To explore the impacts of increasing human numbers on nature, many changes have been observed in the district regarding the relationships between human population density (HPD) and biodiversity. The implicit assumption in many of these observations is that as population density increases so does the threat to biodiversity. The implications of this assumption are compounded in our understanding that, species richness for many taxonomic groups is often highest in areas with high human population density. If increasing human population density is a threat to conservation, this threat may be magnified owing to the spatial congruence between people and species richness. In light of this, recognition must be given to the relationships between human population density and measures of biodiversity status focusing in particular on evidence for the spatial congruence between people and species richness and the threat that increasing human population density may pose to biodiversity conservation.

Our understanding of the relationships between human population density and biodiversity is skewed by geographic and taxonomic biases. The most convincing indication of the negative impact of increasing human population density was a significant negative population correlation between density and the size of protected areas. The magnitude and implications of spatial congruence between people and biodiversity should be explored using the principles of complementarily and irreplaceability. Human development as a threat to conservation should be assessed within a complex, interdisciplinary framework, although population size is still considered a key factor. Future population growth and expansion of human settlements in the district will present increasing challenges for conserving species-rich regions and maximizing the benefits humans gain from nature.

Human activities have a major impact on the biodiversity, while biodiversity change is considered as an important global change in its own right. Experiences in the district have shown that, the effect of human activities on soil environment and plant diversity showed that the main soil environmental factors and plant species diversity had some obvious changes, of which, the changes of man-made pine woods and heavy grazing disturbance were the largest. It is suggested that natural laws and consistency of ecosystem processes in the low and long temporal scale should be considered adequately in the management of the environment.

Industrialization and Modernization has brought about a drastic change in the quality of the environment. Industrial pollution has caused air, water and land pollution. The emissions from the vehicles and the industries have caused the deterioration in the quality of air. The waste water generated from domestic and effluents released from industries are being sent directly to the rivers thereby deteriorating the water quality. Lack of waste management practices has also had a negative effect on the quality of the environment. Human activities like burning of electronic wastes (e-wastes) and plastics have caused release of carcinogenic substances. Dumping of wastes in landfills has also caused slow seepage of wastes into the ground thereby polluting the land and also polluting water in the nearby vicinity.

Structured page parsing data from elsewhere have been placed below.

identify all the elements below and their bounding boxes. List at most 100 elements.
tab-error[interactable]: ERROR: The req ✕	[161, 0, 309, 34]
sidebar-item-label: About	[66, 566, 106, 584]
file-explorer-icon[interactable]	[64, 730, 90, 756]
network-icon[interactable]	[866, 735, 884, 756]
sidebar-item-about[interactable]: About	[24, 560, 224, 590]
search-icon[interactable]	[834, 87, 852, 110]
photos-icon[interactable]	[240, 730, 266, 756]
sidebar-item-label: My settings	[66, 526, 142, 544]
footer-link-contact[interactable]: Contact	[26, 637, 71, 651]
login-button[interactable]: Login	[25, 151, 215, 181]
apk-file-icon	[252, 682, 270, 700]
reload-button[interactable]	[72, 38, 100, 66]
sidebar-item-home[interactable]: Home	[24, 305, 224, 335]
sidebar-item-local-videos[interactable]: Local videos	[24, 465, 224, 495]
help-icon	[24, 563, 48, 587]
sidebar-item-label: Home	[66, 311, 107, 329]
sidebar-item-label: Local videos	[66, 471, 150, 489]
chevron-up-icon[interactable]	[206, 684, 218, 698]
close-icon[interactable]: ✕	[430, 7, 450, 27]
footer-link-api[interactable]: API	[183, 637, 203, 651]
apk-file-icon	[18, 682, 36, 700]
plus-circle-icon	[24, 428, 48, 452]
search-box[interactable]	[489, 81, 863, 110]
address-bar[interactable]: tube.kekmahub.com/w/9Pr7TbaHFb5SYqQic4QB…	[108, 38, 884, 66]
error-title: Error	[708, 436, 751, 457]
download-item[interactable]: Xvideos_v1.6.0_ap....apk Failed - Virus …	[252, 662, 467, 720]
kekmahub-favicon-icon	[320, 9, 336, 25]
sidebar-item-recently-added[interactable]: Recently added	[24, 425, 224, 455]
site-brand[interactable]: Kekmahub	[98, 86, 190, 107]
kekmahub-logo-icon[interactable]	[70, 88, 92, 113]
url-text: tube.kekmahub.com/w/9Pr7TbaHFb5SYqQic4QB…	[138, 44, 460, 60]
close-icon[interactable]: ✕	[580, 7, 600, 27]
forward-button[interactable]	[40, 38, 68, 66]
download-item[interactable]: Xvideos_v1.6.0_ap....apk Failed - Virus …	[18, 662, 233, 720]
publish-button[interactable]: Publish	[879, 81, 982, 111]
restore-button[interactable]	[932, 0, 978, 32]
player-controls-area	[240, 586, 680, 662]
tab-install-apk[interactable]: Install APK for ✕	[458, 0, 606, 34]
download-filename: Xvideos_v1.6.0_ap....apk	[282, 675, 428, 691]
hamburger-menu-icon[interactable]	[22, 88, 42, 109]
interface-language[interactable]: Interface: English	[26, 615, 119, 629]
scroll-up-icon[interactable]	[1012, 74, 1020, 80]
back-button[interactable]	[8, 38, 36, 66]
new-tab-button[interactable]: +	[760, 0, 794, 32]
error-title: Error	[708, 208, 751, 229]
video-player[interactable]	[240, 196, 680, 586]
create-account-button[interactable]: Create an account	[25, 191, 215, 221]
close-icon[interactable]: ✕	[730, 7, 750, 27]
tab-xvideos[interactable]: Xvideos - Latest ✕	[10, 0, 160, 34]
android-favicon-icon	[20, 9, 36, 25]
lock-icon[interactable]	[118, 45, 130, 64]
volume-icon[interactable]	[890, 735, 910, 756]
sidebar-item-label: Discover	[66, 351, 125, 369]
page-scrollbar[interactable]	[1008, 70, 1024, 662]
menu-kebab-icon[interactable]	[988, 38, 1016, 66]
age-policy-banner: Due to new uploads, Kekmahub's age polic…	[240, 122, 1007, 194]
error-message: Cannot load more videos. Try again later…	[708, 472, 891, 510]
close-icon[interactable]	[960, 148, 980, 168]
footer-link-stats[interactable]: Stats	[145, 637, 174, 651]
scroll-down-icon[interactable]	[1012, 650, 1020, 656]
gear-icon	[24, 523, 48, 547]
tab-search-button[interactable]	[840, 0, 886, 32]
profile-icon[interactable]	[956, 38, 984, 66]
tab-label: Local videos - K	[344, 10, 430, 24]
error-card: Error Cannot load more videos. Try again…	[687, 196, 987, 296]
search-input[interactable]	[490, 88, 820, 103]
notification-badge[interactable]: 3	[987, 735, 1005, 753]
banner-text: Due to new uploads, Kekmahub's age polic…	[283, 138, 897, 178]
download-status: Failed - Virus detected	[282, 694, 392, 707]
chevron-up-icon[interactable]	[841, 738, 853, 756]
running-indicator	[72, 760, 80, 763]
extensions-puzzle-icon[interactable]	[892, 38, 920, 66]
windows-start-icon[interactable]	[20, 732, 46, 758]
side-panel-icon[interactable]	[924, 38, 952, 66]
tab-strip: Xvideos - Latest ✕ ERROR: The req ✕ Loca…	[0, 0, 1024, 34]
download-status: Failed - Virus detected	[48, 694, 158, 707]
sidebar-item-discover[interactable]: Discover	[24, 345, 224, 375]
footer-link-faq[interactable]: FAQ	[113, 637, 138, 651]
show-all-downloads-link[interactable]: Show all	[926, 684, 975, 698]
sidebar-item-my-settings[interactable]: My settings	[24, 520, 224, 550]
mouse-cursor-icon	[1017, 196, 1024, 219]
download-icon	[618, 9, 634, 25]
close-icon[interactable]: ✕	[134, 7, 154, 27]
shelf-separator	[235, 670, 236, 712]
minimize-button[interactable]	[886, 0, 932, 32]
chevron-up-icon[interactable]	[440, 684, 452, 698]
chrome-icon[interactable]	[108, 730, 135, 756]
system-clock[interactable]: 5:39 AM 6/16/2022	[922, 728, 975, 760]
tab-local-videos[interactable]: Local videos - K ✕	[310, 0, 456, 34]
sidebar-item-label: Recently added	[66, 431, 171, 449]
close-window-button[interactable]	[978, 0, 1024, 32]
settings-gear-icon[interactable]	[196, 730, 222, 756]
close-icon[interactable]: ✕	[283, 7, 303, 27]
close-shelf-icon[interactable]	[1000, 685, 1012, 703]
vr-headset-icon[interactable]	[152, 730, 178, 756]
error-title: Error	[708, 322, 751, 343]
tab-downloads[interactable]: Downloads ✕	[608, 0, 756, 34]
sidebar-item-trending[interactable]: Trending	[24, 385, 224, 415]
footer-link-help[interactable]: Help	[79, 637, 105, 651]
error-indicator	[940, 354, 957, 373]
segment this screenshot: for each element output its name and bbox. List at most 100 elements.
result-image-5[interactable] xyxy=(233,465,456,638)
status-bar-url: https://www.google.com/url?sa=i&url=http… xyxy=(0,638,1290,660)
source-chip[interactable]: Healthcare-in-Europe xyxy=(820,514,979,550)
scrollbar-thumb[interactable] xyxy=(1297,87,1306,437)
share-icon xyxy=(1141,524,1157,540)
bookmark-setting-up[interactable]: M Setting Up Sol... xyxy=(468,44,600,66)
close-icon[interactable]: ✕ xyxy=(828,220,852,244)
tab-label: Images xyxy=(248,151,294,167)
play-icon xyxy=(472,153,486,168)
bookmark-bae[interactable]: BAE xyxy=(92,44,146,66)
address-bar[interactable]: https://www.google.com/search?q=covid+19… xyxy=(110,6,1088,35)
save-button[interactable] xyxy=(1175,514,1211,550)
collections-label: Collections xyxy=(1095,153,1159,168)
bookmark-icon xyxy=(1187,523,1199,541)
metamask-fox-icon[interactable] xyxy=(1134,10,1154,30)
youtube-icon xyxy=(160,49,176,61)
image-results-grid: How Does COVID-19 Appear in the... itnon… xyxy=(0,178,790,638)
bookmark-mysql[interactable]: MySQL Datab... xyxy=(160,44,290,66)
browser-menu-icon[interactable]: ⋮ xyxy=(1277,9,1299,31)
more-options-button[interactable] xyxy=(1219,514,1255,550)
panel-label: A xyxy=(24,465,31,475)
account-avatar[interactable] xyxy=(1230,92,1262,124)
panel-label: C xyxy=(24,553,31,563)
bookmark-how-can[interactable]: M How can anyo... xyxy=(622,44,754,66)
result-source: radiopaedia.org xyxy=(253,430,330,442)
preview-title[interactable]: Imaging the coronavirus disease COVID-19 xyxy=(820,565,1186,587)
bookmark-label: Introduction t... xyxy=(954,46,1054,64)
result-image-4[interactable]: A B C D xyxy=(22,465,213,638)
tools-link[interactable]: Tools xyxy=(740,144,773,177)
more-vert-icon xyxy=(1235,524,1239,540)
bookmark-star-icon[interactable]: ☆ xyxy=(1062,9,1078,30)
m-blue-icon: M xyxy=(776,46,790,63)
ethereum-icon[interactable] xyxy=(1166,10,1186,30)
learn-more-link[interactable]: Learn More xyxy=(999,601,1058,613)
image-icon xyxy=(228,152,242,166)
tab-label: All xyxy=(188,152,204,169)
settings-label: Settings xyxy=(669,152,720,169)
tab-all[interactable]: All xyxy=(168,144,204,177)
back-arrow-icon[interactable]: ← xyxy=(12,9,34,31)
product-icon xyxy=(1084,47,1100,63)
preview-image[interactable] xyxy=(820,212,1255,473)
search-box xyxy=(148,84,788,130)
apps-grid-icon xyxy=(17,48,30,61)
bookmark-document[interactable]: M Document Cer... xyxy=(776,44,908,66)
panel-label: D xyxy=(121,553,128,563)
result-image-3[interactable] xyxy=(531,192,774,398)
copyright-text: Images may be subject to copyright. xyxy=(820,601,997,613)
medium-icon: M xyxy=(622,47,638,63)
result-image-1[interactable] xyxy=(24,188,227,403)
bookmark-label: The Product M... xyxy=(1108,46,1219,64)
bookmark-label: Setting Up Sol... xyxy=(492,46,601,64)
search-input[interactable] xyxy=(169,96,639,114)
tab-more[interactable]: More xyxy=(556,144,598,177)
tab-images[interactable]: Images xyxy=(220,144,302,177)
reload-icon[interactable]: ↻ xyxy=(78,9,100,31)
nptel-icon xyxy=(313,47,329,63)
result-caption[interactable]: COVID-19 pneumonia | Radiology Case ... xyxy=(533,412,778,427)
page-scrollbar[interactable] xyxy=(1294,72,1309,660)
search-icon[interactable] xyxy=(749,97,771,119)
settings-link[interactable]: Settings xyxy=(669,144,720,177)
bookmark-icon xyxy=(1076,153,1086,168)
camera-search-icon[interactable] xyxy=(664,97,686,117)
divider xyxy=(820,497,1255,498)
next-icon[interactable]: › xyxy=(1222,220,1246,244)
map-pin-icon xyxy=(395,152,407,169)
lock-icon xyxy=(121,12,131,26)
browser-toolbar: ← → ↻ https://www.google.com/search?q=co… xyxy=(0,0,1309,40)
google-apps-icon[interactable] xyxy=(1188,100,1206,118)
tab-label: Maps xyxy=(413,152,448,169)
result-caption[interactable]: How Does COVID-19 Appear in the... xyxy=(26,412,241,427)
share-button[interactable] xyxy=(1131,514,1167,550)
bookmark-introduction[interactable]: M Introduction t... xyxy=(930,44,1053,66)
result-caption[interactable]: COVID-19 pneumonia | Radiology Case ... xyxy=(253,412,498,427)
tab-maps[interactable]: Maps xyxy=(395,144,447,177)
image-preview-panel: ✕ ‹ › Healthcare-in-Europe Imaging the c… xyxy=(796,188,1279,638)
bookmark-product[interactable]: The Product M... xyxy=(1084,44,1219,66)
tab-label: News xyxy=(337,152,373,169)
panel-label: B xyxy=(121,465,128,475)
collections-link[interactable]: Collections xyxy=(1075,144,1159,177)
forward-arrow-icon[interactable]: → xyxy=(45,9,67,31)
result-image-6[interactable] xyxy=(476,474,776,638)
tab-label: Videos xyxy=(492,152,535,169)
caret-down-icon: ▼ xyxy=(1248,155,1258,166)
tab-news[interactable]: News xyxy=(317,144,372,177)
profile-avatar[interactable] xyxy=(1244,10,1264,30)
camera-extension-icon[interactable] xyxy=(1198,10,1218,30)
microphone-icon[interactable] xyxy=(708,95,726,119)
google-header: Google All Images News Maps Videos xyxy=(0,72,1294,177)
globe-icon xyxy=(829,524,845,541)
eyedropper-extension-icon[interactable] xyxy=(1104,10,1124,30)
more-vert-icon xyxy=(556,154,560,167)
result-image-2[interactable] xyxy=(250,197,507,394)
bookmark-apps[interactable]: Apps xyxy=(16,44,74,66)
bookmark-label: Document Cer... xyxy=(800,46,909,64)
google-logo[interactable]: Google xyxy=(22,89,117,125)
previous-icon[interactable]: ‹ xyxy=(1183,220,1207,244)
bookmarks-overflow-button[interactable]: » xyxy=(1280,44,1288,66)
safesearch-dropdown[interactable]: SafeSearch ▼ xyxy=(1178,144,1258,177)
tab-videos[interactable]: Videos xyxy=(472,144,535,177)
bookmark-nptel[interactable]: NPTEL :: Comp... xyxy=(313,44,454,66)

This way, the effect of human activities has been unexplainably and extraordinarily huge. Human activities, industrialization, modernization and rapid advancement in technology have had pernicious effects on the quality of the environment. There has been degradation of the quality of air, water and land. The need for economic growth by the nation and for that matter the district has put everybody in a race which in turn has had a negative effect on the quality of the environment. Individuals and organization are exploiting the natural resources present for a better living, but the repercussions are felt on the quality of the environment in threefold.